I also always liked talloneball's signature:


> Why do I love fish? You can't pet them, you can't play with them, you can't teach them tricks, they aren't warm and fuzzy... Why do I love fish? Because every time I stare into their little world I have created for them, every problem I have just floats away....


EDIT: I just remembered, lighting can be a very big role in your stress levels. Softer, warmer lights seem to make people more relaxed, while cooler lights tend to make people have more energy, but can raise stress.


----------



## daniel89 (Nov 28, 2009)

Very nice suggestion bml Im actually gonna use some of it


----------



## Tallonebball (Apr 6, 2009)

I guess basketball is part avoid and part adapt for me. 
You should go on the road with that speech bml lol


----------



## bmlbytes (Aug 1, 2009)

Tallonebball said:


> I guess basketball is part avoid and part adapt for me.
> You should go on the road with that speech bml lol


You just like that I quoted you 

Now if only I could manage to take my own suggestion. I suppose I will accept it and try to think that the semester ends in 7 days, and I will be done with school!


----------



## emc7 (Jul 23, 2005)

Babble on the internet. Its relaxing to hear myself type.


----------



## Knight~Ryder (Dec 2, 2007)

Look at the old salts avatar in a really dark room all by yourself.

or

Put on a classical Cd or relaxing piano instrumental music.
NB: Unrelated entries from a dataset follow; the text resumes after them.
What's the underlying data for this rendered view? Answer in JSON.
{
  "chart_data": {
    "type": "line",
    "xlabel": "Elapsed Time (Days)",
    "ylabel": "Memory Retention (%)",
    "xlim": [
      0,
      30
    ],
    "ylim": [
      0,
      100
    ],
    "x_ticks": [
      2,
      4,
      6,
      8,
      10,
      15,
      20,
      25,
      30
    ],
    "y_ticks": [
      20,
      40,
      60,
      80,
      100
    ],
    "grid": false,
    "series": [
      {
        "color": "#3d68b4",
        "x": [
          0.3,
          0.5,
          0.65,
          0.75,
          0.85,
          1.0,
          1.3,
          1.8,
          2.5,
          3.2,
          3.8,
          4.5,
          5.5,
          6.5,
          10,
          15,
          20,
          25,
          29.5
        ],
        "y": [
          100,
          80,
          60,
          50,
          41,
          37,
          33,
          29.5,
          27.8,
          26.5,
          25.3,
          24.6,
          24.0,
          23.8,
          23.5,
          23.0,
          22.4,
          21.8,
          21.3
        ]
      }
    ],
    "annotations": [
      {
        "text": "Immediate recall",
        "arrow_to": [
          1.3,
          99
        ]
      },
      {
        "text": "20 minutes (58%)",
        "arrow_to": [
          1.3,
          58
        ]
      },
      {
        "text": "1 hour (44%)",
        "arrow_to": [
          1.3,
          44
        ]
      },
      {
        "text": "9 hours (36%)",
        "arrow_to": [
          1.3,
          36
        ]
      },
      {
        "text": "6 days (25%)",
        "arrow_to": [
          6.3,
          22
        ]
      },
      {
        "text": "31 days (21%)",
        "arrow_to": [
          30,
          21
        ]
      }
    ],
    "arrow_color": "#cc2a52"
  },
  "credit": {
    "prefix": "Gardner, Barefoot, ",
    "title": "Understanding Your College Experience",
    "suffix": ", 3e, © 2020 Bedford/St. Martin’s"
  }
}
You would be surprised at how our minds keep going and going even when you think your relaxing. It's best to listen to music without words. Shut your mind down. You don't always need to be "thinking" about something.


----------



## emc7 (Jul 23, 2005)

Music is good for altering moods. I play the trumpet really loudly. I feel better after. Make of list of what you can do about your issues and what you can't affect. If you decide what is bugging you is nothing you can change, you have to let it go or go nuts. Do something, even if it won't directly help. Do homework weeks ahead of time. It will keep you busy and give you one less stresser later.


----------



## Ditzy (Jan 5, 2010)

i so totally already mentioned music!


----------



## emc7 (Jul 23, 2005)

lol I was seconding the notion.


----------



## Ditzy (Jan 5, 2010)

ok just making sure!


----------



## Cacatuoides (Feb 2, 2009)

haha, bml i wish i could lighten the load. I'm going to a collegiate high school, and its very hard. We have to have 9 classes, all the college ones we can.


----------



## lohachata (Jan 27, 2006)

GO SHOOTING........................................
get your dad to get you a nice little 22 rifle or pistol..find a range snd go target shooting..
it really does ease a lot of stress ;provides a challenge and gives you a sense of accomplishment as you improve your marksmanship..
heck...everybody in texas has guns..where are yours? it is unamerican to not own firearms.


----------



## Cacatuoides (Feb 2, 2009)

haha 30-06, and a 16 gauge.


----------



## lohachata (Jan 27, 2006)

there you go kid..you are ready to rock and roll and get unstressed..


----------



## emc7 (Jul 23, 2005)

Even bows and arrows are fun. Animals are good, too. Your to do list doesn't cut it with a hungry cat or dog that needs to go out. They will force you to keep routines.


----------